Pfizer breast cancer drug ‘breakthrough therapy’ for FDA

by | 11th Apr 2013 | News

Shares in Pfizer have climbed after regulators in the USA agreed to fast-track its new breast cancer drug palbociclib.

Shares in Pfizer have climbed after regulators in the USA agreed to fast-track its new breast cancer drug palbociclib.

Specifically, palbociclib, an oral and selective inhibitor of cyclin dependent kinases (CDK) 4 and 6, has received ‘breakthrough therapy designation’ by the US Food and Drug Administration for the potential treatment of patients with breast cancer. The latter, a recent innovation by the agency, is granted to expedite the development and review of a medicine if it is “intended, alone or in combination with one or more other drugs, to treat a serious or life-threatening disease”, and if preliminary clinical evidence “indicates that the drug may demonstrate substantial improvement over existing therapies”.

Breakthrough therapy designation is distinct from the FDA’s other mechanisms such as accelerated approval and priority review, although these can also be granted if relevant criteria are met. It has been granted to palbociclib on the basis of preliminary Phase II data presented at the San Antonio Breast Cancer Symposium in December.

That interim data showed that women treated with the combination of palbociclib plus letrozole achieved a statistically significant improvement in median progression free survival compared to those on letrozole alone (26.1 months versus 7.5 months). Pfizer has initiated a Phase III study evaluating the combo versus letrozole alone as a first-line treatment for post-menopausal patients with ER+, HER2- locally-advanced breast cancer, which represents about 60% of cases.

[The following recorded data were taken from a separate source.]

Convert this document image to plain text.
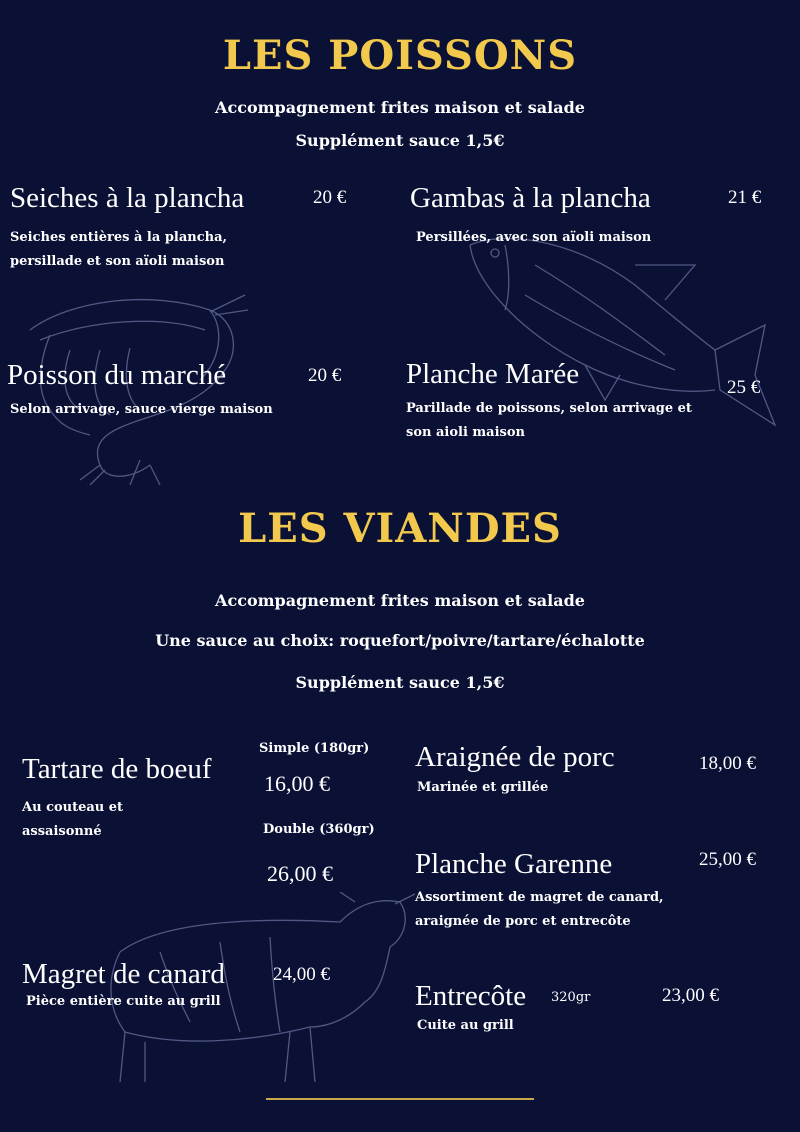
LES POISSONS
Accompagnement frites maison et salade
Supplément sauce 1,5€
Seiches à la plancha	20 €
Seiches entières à la plancha,
persillade et son aïoli maison
Gambas à la plancha	21 €
Persillées, avec son aïoli maison
Poisson du marché	20 €
Selon arrivage, sauce vierge maison
Planche Marée	25 €
Parillade de poissons, selon arrivage et
son aioli maison
LES VIANDES
Accompagnement frites maison et salade
Une sauce au choix: roquefort/poivre/tartare/échalotte
Supplément sauce 1,5€
Tartare de boeuf
Simple (180gr)
16,00 €
Au couteau et
assaisonné	Double (360gr)
26,00 €
Magret de canard	24,00 €
Pièce entière cuite au grill
Araignée de porc	18,00 €
Marinée et grillée
Planche Garenne	25,00 €
Assortiment de magret de canard,
araignée de porc et entrecôte
Entrecôte 320gr	23,00 €
Cuite au grill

The news has gone down well with investors (Pfizer ended the day up 2.8% at $29.92) and analysts. Seamus Fernandez at Leerink Swann issued a research note saying that “given median PFS of eight-ten months with letrozole in the first-line setting, we assume data at 18 months (possible by late 2014/early 2015) would be sufficient for approval”.

He believes palbociclib could be a $5 billion drug, with potential for sales of $3 billion in first-line metastatic breast cancer alone.